Tuesday, January 3, 2006

Santa, Science and the Holidays


My favorite "season" comes to an end today with the dismantling and storage for another year of our outside Christmas decorations. For us the season begins back in October, with Halloween -- not my favorite holiday but a fav of my wife and daughter who, at 12, is developing new takes on, well, just about everything (more on this later).

Our spirits begin lifting in earnest as October begins, as we anticipate the next three lighthearted months. After halloween passes, and everyone is officially sick of whatever remains of "our" candy, we stay on an upwardly spiralling emotional trajectory through Thanksgiving, no matter how we choose to celebrate it, which is followed a week later by my daughter's birthday, and then Christmas.

By New Year's (a sort of phoney holiday, I have decided, although not quite as bogus as Groundhog Day) I am not so much weary from all the work that has been associated with holidays as I am irrationally apprehensive about what is to come, or just let down that it will be three quarters of a year before the fun begins again.
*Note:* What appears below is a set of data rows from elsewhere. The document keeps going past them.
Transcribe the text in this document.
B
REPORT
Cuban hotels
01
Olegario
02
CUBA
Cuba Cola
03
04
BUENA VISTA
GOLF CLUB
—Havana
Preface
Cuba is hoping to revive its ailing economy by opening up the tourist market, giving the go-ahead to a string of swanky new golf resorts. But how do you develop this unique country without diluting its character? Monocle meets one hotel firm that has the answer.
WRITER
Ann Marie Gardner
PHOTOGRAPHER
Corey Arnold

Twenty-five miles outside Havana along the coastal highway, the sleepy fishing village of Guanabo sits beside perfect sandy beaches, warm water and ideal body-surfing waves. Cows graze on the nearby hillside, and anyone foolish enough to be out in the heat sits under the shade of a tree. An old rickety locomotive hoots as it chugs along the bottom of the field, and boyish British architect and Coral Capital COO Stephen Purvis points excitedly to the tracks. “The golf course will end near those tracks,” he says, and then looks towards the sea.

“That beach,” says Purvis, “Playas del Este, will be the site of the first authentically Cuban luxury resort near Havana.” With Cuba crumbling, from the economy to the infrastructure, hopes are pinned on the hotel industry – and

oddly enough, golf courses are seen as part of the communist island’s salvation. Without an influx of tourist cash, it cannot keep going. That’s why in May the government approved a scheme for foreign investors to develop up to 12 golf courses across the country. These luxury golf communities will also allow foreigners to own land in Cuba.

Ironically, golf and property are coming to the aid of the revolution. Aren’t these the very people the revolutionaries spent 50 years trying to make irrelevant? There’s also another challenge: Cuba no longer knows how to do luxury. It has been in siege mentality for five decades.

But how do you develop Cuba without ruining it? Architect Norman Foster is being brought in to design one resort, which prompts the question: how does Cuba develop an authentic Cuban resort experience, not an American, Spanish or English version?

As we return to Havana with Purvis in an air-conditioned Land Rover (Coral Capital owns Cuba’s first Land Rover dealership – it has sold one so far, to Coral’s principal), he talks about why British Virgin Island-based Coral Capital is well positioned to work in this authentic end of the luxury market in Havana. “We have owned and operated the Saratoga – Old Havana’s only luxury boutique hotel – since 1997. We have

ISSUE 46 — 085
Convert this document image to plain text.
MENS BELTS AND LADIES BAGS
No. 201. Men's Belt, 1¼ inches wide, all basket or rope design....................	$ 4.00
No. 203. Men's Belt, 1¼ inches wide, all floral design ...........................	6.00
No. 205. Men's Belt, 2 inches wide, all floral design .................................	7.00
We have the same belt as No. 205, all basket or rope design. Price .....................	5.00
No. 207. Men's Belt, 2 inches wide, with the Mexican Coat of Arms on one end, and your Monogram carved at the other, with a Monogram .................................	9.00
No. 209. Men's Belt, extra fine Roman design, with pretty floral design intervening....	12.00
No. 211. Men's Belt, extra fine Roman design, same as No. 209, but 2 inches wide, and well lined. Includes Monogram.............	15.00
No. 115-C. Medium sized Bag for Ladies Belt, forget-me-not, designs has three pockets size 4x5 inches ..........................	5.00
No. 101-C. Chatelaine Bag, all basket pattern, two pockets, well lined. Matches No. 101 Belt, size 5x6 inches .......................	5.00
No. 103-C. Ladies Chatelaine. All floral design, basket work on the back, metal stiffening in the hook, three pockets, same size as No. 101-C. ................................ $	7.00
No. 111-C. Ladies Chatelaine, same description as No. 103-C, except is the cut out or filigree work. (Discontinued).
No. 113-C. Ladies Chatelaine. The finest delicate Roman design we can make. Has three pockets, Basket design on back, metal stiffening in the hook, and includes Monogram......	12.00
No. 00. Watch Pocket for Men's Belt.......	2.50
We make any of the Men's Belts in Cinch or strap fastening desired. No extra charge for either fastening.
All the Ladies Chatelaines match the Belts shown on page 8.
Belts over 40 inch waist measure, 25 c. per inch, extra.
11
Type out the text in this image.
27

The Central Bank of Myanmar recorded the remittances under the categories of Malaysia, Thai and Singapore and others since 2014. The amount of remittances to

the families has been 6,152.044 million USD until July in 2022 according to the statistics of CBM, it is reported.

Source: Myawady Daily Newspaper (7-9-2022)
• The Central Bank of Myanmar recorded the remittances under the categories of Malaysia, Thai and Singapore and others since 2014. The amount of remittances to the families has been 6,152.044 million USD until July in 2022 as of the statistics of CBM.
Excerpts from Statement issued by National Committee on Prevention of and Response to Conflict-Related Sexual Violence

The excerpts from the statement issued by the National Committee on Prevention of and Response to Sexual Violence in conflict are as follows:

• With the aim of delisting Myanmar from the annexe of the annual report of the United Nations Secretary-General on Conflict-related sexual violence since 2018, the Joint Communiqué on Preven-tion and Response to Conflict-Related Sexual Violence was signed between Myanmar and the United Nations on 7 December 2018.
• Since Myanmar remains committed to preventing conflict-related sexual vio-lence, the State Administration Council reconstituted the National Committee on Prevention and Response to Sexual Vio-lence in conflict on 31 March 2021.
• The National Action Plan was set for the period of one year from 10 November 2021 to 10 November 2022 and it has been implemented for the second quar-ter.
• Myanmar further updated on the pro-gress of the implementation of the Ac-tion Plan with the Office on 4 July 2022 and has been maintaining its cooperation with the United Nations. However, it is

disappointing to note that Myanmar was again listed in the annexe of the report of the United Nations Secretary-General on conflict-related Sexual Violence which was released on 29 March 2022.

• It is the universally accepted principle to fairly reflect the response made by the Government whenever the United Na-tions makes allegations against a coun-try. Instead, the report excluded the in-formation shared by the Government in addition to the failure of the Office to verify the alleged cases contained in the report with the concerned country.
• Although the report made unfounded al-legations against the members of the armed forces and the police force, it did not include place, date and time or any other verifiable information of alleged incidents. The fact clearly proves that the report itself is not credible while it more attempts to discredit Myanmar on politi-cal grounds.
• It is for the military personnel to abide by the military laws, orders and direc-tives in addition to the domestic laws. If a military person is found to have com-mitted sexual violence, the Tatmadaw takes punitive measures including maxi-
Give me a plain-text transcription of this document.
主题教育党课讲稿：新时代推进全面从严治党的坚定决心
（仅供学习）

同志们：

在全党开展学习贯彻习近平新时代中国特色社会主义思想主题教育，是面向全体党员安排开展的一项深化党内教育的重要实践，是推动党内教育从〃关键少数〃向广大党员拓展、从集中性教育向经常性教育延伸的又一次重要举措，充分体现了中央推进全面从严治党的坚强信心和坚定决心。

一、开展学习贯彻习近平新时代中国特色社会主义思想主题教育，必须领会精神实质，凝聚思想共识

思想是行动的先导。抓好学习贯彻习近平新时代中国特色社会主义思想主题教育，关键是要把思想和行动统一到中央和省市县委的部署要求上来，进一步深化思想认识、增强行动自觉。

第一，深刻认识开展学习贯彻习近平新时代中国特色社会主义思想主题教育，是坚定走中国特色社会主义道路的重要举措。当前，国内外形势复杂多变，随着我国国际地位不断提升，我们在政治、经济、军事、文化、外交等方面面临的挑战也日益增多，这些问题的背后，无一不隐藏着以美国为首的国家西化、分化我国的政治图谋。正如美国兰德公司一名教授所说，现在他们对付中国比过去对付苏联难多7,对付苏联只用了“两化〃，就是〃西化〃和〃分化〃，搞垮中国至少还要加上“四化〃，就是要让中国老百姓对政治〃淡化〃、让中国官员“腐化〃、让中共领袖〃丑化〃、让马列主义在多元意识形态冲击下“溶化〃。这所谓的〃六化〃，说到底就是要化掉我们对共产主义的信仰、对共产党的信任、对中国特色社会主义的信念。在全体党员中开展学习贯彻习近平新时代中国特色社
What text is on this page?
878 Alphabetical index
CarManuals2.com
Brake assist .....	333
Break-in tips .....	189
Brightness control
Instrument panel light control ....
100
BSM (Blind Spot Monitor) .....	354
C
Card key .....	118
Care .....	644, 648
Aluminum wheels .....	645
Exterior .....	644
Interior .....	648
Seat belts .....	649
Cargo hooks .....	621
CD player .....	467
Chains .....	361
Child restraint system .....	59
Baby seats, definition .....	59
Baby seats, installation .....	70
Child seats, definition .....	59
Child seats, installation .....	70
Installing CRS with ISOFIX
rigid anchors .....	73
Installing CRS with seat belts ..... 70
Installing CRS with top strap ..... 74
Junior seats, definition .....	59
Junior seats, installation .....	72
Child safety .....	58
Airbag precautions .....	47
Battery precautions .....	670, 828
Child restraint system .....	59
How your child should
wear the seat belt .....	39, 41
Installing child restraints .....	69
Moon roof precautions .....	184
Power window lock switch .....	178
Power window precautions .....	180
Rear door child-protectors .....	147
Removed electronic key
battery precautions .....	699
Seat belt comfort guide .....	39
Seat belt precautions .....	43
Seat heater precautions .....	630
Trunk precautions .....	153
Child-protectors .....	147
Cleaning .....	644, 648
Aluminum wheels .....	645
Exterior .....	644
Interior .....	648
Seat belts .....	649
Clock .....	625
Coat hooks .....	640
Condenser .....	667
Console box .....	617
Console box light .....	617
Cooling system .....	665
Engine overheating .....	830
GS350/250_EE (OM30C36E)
And now the next few seasons will be transitional, I think, since my daughter is far from the wide-eyed believer of all manner of things that she was, for far too short a time, only yesterday. She tried to find a middle ground for Halloween, at first declaring that she would not wear a costume — but would go out and collect candy, studiously not describing this activity as "trick or treating." She then blinked, I think after gaining consensus with her two best friends, and the three set out in disguise (Audrey as Gogo Yubari from "Kill Bill Volume I") with dads in tow, but at a respectful distance.

For these next few years, the better to establish her credentials as a adult, Audrey will cease to believe in Santa, returning to the fold after only a few soulless years, I hope, as I did after my skeptical, uncomfortable and often angry teens.

Nancy and I have already outed ourselves as the handmaidens of the Easter Bunny, a fiction Audrey discovered was not entirely as we had described when I forgot to lock a door and she saw several dozen plastic eggs and bags of candy on our bed a few years ago. She herself scientifically proved the non-existence of the tooth fairy a couple of years ago by intentionally not telling us that she had lost a tooth before putting it, in secret, under her pillow and discovering the next morning -- Eureka! -- that nothing had been exchanged for it as she slept. Quod est demonstratum: The tooth fairy depends on parental notification.

But santa, like god, is another matter, beyond the reach of science. While I count myself as a defender of this faith I will not be evangelical: Not just because that isn't my style but because I don't have to be.

Audrey will see the truth of the matter for herself when the time comes, or she will not. That is the way of the world.